# paginate-json
[![PyPI](https://img.shields.io/pypi/v/paginate-json.svg)](https://pypi.python.org/pypi/paginate-json)
[![Changelog](https://img.shields.io/github/v/release/simonw/paginate-json?include_prereleases&label=changelog)](https://github.com/simonw/paginate-json/releases)
[![Tests](https://github.com/simonw/paginate-json/workflows/Test/badge.svg)](https://github.com/simonw/paginate-json/actions?query=workflow%3ATest)
[![License](https://img.shields.io/badge/license-Apache%202.0-blue.svg)](https://github.com/simonw/paginate-json/blob/main/LICENSE)
CLI tool for retrieving JSON from paginated APIs.

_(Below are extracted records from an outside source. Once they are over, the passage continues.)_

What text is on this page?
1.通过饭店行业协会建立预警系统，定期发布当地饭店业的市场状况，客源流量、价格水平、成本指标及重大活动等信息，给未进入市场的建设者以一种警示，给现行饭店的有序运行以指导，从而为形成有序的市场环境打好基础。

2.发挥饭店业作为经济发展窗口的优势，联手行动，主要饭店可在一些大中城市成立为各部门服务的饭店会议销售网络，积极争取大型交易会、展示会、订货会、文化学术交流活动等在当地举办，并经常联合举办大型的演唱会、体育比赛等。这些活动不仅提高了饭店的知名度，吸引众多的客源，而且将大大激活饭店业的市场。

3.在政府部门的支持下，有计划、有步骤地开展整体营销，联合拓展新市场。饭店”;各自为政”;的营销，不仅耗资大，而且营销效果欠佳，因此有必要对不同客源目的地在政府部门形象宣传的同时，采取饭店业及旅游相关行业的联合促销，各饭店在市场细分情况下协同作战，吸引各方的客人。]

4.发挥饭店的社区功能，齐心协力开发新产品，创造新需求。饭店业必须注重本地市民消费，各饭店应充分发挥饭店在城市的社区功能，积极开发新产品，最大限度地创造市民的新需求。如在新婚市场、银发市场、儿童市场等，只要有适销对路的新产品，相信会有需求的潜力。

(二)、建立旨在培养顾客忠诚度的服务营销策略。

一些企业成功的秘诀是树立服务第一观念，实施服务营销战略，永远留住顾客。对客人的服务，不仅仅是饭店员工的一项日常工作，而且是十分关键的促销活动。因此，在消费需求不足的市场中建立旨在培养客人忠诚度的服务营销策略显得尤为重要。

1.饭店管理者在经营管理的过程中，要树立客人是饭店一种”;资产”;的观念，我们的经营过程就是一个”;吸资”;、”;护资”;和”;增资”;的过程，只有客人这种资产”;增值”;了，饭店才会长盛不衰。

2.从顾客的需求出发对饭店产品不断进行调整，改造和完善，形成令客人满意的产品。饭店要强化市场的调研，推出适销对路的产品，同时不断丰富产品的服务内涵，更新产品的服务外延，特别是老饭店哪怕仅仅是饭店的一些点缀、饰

This tool works against APIs that use the HTTP Link header for pagination. The GitHub API is [one example of this](https://developer.github.com/v3/guides/traversing-with-pagination/).
Recipes using this tool:
- [Combined release notes from GitHub with jq and paginate-json](https://til.simonwillison.net/jq/combined-github-release-notes)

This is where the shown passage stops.